The paper tackles the problem of deploying deep neural networks on embedded processors with limited accumulator registers by introducing a quantization methodology that maximizes bit width for inputs and weights, achieving classification accuracy within 1% of floating-point baselines on CIFAR-10 and ILSVRC2012 benchmarks and a near-optimal 2x speedup on an ARM processor.

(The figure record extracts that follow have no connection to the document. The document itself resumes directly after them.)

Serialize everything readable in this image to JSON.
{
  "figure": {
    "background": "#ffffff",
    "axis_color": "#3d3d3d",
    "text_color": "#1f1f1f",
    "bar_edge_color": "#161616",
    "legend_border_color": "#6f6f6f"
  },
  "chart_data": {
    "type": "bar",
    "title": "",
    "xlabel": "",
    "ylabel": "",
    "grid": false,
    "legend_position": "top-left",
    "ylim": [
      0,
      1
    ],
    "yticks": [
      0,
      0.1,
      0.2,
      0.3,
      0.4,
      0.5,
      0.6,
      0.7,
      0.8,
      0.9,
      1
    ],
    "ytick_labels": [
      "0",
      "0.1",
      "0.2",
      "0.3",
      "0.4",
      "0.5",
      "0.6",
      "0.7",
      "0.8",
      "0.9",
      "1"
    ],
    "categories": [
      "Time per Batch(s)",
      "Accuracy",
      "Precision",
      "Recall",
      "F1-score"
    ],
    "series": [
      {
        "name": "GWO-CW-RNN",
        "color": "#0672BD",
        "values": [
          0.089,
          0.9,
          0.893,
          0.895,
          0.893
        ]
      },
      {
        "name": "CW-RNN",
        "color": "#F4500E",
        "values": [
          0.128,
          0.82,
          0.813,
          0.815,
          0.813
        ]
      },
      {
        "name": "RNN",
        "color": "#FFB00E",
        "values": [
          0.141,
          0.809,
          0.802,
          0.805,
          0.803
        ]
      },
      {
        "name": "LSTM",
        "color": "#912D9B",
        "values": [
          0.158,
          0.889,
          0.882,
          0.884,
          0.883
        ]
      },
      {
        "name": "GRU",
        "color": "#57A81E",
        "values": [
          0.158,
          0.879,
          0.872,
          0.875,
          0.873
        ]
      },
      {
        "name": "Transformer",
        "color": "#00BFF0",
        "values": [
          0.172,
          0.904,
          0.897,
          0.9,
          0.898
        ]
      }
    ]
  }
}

We introduce an Artificial Neural Network (ANN) quantization methodology for platforms without wide accumulation registers. This enables fixed-point model deployment on embedded compute platforms that are not specifically designed for large kernel computations (i.e. accumulator-constrained processors). We formulate the quantization problem as a function of accumulator size, and aim to maximize the model accuracy by maximizing bit width of input data and weights. To reduce the number of configurations to consider, only solutions that fully utilize the available accumulator bits are being tested. We demonstrate that 16-bit accumulators are able to obtain a classification accuracy within 1\% of the floating-point baselines on the CIFAR-10 and ILSVRC2012 image classification benchmarks. Additionally, a near-optimal $2\times$ speedup is obtained on an ARM processor, by exploiting 16-bit accumulators for image classification on the All-CNN-C and AlexNet networks.